I love that I fulfill her needs, but the more I think about it, the more I want to watch her "jill off".
06/03/2013
Contributor: ScorpioCurves ScorpioCurves
I honestly love masturbating, sometimes even more than sex (depending on my mood). So if I was with a partner who was so insecure about me masturbating & hated it to the point of forcing me to masturbate on their own terms, I'd probably end the relationship. On the other hand I can see when too much masturbation could be a problem (such as masturbating from lack of intimacy or as a manipulation tactic). I think if either person in the relationship is having problems, they should both communicate their issues instead of taking it out on each other passive-aggressively/a ggressively.
06/04/2013
Contributor: ViVix ViVix
Quote:
Originally posted by Liz2
Many women enjoy masturbation both alone and with a partner, their partners probably masturbate alone as well. How do you women of the EF community feel about your partner masturbating w/o you?
So, I have a male friend who commonly tells me he does before he goes to see his gf because he lasts longer, and I generally agree with that reasoning. Really, I'd never be upset about my partner masturbating though...
06/04/2013
Contributor: orgasmicfarmer orgasmicfarmer
I love to masturbate and I love when my wife masturbates. I made a beer run today and when I got back she said to me, "i masturbated while you were gone". I don't always have to know, but it's sexy when she is open. I like to rub one off quickly, if I know we are going to have a play night. I last a lot longer and we can have a 40+ minute fun night. We don't usually masturbate in front of each other, but it is something I'd be open to.
01/09/2019
Contributor: CuriousFun CuriousFun
I went through a very brief period, when I was about 18 and in my first serious relationship, where I felt a little insecure and unhappy about my boyfriend masturbating....but thankfully I seemed to snap out of it pretty quickly. I realised that I couldn't be available or in the mood every time he wanted to get off, and since I masturbated myself, it was hardly fair to hold it against him.

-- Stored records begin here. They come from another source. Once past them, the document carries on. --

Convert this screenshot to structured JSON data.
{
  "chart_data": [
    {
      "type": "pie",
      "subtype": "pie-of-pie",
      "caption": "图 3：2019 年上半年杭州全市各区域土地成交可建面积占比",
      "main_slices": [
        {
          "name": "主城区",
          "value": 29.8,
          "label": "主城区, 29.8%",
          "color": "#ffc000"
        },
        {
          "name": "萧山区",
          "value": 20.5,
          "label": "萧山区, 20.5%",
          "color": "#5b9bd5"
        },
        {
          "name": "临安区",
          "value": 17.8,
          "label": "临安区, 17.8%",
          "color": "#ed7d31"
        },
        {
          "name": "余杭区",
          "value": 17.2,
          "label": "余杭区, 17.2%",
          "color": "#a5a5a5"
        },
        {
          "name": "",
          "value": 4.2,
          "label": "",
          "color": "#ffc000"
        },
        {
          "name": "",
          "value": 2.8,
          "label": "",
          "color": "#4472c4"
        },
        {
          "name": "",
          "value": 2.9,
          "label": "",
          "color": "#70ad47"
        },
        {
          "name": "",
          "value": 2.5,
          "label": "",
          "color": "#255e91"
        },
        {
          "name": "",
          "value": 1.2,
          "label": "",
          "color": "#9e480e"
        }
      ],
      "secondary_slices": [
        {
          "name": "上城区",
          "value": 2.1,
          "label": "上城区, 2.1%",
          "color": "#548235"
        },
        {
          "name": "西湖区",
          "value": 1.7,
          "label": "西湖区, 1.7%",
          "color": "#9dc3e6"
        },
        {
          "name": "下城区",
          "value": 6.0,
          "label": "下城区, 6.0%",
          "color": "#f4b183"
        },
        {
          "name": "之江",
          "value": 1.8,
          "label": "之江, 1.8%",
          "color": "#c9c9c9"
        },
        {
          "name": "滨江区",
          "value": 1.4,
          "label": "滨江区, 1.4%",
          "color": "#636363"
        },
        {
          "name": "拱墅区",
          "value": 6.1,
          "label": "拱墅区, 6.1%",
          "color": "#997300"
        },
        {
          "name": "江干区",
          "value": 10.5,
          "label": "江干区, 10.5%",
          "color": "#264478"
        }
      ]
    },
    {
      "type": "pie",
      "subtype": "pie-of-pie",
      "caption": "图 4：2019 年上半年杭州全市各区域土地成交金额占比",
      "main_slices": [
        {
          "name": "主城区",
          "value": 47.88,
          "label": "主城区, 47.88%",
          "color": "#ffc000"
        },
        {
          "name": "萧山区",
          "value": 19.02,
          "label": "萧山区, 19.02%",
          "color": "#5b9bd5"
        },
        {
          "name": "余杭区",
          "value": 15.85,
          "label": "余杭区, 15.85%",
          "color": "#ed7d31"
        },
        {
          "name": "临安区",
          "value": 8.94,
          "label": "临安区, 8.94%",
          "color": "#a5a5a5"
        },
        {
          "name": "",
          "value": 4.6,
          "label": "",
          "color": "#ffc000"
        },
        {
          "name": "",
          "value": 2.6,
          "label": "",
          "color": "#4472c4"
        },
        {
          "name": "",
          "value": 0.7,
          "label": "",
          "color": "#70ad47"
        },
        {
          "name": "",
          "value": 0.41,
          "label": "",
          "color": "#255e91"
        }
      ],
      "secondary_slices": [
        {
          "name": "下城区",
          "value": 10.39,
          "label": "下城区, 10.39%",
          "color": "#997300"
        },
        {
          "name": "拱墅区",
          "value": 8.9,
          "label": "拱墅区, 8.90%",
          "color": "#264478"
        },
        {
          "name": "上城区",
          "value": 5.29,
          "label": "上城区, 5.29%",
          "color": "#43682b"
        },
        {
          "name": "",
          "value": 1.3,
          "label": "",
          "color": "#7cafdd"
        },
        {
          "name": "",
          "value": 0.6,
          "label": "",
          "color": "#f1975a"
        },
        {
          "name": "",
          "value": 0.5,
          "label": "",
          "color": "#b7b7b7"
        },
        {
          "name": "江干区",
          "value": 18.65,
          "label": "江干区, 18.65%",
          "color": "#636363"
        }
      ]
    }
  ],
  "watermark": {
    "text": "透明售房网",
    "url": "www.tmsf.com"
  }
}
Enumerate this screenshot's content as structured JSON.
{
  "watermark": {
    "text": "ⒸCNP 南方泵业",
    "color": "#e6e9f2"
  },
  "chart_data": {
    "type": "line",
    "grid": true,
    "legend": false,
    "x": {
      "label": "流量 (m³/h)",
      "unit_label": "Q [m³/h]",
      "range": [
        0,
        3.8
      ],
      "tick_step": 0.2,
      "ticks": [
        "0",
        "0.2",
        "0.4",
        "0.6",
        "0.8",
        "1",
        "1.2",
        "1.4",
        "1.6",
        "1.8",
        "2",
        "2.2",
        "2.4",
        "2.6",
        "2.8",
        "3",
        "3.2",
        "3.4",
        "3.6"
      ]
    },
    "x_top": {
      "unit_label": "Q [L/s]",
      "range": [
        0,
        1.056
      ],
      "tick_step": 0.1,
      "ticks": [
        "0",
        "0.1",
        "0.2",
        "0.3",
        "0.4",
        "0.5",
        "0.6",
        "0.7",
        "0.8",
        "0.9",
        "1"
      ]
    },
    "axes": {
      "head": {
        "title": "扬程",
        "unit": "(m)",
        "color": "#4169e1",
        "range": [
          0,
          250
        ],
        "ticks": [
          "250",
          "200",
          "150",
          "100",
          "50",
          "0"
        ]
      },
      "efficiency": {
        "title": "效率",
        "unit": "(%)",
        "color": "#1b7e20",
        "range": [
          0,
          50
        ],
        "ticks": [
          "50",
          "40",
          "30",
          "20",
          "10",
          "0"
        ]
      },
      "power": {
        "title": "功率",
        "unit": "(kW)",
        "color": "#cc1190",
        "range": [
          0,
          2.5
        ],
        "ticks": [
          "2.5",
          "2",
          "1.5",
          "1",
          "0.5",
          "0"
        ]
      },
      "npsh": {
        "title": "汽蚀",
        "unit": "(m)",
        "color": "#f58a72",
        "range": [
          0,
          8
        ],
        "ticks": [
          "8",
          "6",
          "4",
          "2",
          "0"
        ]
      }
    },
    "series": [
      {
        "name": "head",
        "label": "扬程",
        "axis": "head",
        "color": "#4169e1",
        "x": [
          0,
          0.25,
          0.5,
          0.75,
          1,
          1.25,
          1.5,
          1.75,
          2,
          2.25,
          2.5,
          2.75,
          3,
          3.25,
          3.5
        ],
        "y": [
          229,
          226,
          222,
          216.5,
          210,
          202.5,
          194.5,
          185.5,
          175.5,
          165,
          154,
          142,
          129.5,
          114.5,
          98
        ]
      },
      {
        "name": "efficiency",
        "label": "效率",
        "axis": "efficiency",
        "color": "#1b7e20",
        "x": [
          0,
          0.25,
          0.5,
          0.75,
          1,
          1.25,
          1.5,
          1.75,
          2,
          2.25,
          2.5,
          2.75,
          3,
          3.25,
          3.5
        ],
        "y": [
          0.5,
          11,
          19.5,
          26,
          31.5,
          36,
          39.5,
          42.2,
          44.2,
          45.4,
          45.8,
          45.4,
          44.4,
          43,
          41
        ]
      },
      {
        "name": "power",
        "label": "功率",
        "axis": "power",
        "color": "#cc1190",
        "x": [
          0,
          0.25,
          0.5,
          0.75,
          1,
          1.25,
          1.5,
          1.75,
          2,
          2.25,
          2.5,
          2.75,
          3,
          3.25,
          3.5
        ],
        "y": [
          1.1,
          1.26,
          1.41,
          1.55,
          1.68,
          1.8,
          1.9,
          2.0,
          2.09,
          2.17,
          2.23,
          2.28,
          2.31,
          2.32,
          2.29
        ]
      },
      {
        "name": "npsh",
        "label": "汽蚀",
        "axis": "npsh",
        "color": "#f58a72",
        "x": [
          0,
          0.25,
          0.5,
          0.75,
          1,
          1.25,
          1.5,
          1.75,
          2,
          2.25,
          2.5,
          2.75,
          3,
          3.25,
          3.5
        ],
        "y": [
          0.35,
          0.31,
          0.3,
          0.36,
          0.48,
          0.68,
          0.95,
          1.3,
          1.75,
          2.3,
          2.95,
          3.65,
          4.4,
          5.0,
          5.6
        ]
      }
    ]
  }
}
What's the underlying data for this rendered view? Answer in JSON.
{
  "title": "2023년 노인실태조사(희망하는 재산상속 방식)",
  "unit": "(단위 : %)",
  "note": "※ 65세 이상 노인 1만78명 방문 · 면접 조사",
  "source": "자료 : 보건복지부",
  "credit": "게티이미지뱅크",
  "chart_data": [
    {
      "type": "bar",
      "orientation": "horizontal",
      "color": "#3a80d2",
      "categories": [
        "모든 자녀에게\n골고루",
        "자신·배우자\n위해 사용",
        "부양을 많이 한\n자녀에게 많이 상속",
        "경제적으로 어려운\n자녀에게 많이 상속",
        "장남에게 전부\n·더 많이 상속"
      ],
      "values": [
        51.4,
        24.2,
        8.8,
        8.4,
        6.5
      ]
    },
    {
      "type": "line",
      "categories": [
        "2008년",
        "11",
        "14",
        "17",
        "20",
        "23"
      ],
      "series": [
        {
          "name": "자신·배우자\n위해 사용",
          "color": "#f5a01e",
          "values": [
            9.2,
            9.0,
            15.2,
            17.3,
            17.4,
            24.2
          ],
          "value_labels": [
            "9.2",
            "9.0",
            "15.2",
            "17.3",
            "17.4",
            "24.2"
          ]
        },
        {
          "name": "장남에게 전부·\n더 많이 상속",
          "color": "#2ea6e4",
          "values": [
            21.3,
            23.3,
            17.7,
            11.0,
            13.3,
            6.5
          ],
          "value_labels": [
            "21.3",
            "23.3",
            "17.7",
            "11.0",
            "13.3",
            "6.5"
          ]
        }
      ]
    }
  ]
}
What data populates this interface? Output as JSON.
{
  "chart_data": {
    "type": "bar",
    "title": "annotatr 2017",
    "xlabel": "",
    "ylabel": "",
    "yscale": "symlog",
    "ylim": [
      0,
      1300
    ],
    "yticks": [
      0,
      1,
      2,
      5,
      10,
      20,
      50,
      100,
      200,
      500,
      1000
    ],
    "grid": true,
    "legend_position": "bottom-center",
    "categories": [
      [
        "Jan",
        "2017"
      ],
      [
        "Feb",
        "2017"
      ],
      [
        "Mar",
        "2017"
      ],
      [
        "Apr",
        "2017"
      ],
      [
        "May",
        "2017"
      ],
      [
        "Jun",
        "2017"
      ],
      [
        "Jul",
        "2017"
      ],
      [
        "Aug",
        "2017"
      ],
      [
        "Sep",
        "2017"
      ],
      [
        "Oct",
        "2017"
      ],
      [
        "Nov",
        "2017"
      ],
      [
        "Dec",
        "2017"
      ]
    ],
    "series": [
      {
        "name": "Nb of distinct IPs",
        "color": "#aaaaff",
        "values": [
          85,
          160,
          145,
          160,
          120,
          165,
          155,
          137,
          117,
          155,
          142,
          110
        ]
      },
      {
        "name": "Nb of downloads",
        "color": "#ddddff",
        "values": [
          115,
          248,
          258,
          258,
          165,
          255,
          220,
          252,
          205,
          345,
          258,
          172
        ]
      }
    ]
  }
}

I've also come to realise that solo masturbation is just a completely different sexual experience from sex with a partner. When you're flying solo, you can be completely selfish and 100% focused on doing what feels good and right to you. You can make things go as fast or slow as you want and tailor the experience to perfectly suit your mood and needs of the moment, without worrying about whether those needs mesh with someone else's. It can also be a way to experiment with new things without having to feel embarrassed or self-conscious. Sometimes I think we all need that, even when we're in a relationship with a really great partner who knows how to satisfy us sexually. Sometimes it's still nice to indulge in a little self-love. It doesn't mean you love your partner any less, or that they're not enough for you.


So yeah, basically, I think masturbation is great and everyone who wants to should do it, including anyone I may happen to be dating. Honestly, I'd probably think it was a little strange if someone I was dating DIDN'T masturbate (though to each their own, of course).